My sibs and I had bright yellow slickers and black rubber boots. We would march through the puddles -- Splash! Splash! Splash! Worms came out of their holes and crawled all over the grass and sidewalks,
We were great worm collectors. We filled the pockets of our slickers to overflowing with long, squirmy, slimy earthworms. If our hands got too gooey, we wiped them in the wet grass then caught more worms.
When our pockets were full we ran home to our back door and yelled for Mom. She would come to the door and admire our oozing wads of worms. She would tell us in a delighted voice how proud she was of us and how wonderful worms were for the garden. "Now go put them in the garden," she would say. We scampered back to the garden and scattered our worms thither and yon. We were firmly convinced that nothing would grow in the garden without our worms.
One magnificently rainy morning, when my brother was in the first grade, he collected both pockets full of fat, juicy earthworms on the way to school. As a third grader, I was more sophisticated and saved my worm collecting efforts for the way home since I knew worms would stiffen up and die if you left them in your pockets all day.
My brother dearly loved his teacher and, when he saw her standing in the hall next to the classroom door, he was inspired. He ran up to her with his freckled face aglow.
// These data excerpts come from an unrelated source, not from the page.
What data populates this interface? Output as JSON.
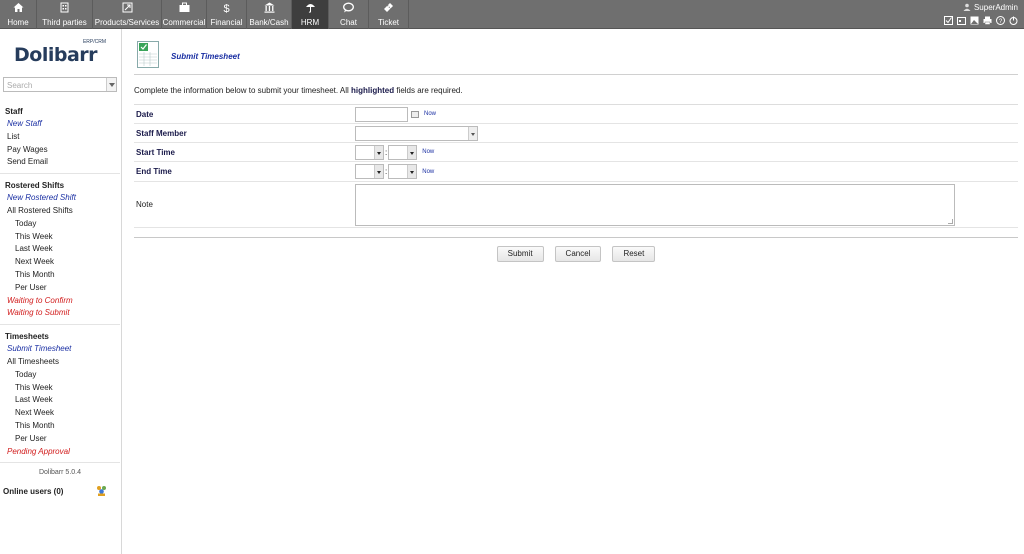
{
  "topnav": [
    {
      "label": "Home",
      "icon": "home-icon",
      "active": false
    },
    {
      "label": "Third parties",
      "icon": "building-icon",
      "active": false
    },
    {
      "label": "Products/Services",
      "icon": "cube-icon",
      "active": false
    },
    {
      "label": "Commercial",
      "icon": "briefcase-icon",
      "active": false
    },
    {
      "label": "Financial",
      "icon": "dollar-icon",
      "active": false
    },
    {
      "label": "Bank/Cash",
      "icon": "bank-icon",
      "active": false
    },
    {
      "label": "HRM",
      "icon": "umbrella-icon",
      "active": true
    },
    {
      "label": "Chat",
      "icon": "chat-icon",
      "active": false
    },
    {
      "label": "Ticket",
      "icon": "ticket-icon",
      "active": false
    }
  ],
  "user": {
    "name": "SuperAdmin"
  },
  "sidebar": {
    "logo": "Dolibarr",
    "logo_sub": "ERP/CRM",
    "search_placeholder": "Search",
    "sections": [
      {
        "heading": "Staff",
        "items": [
          {
            "label": "New Staff",
            "style": "ital",
            "indent": false
          },
          {
            "label": "List",
            "style": "",
            "indent": false
          },
          {
            "label": "Pay Wages",
            "style": "",
            "indent": false
          },
          {
            "label": "Send Email",
            "style": "",
            "indent": false
          }
        ]
      },
      {
        "heading": "Rostered Shifts",
        "items": [
          {
            "label": "New Rostered Shift",
            "style": "ital",
            "indent": false
          },
          {
            "label": "All Rostered Shifts",
            "style": "",
            "indent": false
          },
          {
            "label": "Today",
            "style": "",
            "indent": true
          },
          {
            "label": "This Week",
            "style": "",
            "indent": true
          },
          {
            "label": "Last Week",
            "style": "",
            "indent": true
          },
          {
            "label": "Next Week",
            "style": "",
            "indent": true
          },
          {
            "label": "This Month",
            "style": "",
            "indent": true
          },
          {
            "label": "Per User",
            "style": "",
            "indent": true
          },
          {
            "label": "Waiting to Confirm",
            "style": "red",
            "indent": false
          },
          {
            "label": "Waiting to Submit",
            "style": "red",
            "indent": false
          }
        ]
      },
      {
        "heading": "Timesheets",
        "items": [
          {
            "label": "Submit Timesheet",
            "style": "ital",
            "indent": false
          },
          {
            "label": "All Timesheets",
            "style": "",
            "indent": false
          },
          {
            "label": "Today",
            "style": "",
            "indent": true
          },
          {
            "label": "This Week",
            "style": "",
            "indent": true
          },
          {
            "label": "Last Week",
            "style": "",
            "indent": true
          },
          {
            "label": "Next Week",
            "style": "",
            "indent": true
          },
          {
            "label": "This Month",
            "style": "",
            "indent": true
          },
          {
            "label": "Per User",
            "style": "",
            "indent": true
          },
          {
            "label": "Pending Approval",
            "style": "red",
            "indent": false
          }
        ]
      }
    ],
    "version": "Dolibarr 5.0.4",
    "online_users": "Online users (0)"
  },
  "page": {
    "title": "Submit Timesheet",
    "intro_before": "Complete the information below to submit your timesheet. All ",
    "intro_bold": "highlighted",
    "intro_after": " fields are required."
  },
  "form": {
    "date_label": "Date",
    "staff_label": "Staff Member",
    "start_label": "Start Time",
    "end_label": "End Time",
    "note_label": "Note",
    "now_label": "Now",
    "colon": ":"
  },
  "buttons": {
    "submit": "Submit",
    "cancel": "Cancel",
    "reset": "Reset"
  },
  "colors": {
    "topbar": "#6f6f6f",
    "active_tab": "#3e3e3e",
    "link_blue": "#1a2fa3",
    "link_red": "#d11a1a"
  }
}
"Hold out your hands and close your eyes," he said, "I have a surprise for you!"
She smiled and did as he asked.
My brother dug deep into his two bulging pockets and dredged up the biggest handfuls of wriggling worms that a first grader could manage. He deposited this wonderful gift into his teacher's cupped hands.
It was not what she was expecting.
She flung up her hands and let out a shriek that shattered every eardrum in the school. Worms splattered against the walls, ceiling, floor and not a few students.
She was making frantic panting noises and shaking her hands when she looked down and saw my brother's face. He was devastated. His lower lip was trembling and tears spilled from his eyes.
"But Mommy likes worms," he sobbed.
She bent down and hugged him.
"So do I," she said, "I just need to know when I'm getting a handful.
"Thank you for the present."
All the kids in the hall got to spend the first few minutes of the school day picking worms off the walls and each other. We took them outside and put them into the shrubbery around the school "where they would do the most good."
Now-a-days when it rains, the worms don't come out like they did when I was a kid. Oh, sure, you see a few, but nothing like it used to be. There aren't as many butterflies either. Or frogs and toads.
I miss the creepy crawlies. I wish people would stop polluting the earth, air and water so the bugs, amphibians, snakes and all the little wildlife that so delighted me as a child could come back. We need them to keep our planet and our souls healthy.
P.S. One of the most fun parts about rainy worm days was chasing Cindy Kraschenko. She screamed and danced and dodged better than anyone when we threw worms at her. She deserved it too, she was a snotty, superior kid -- really.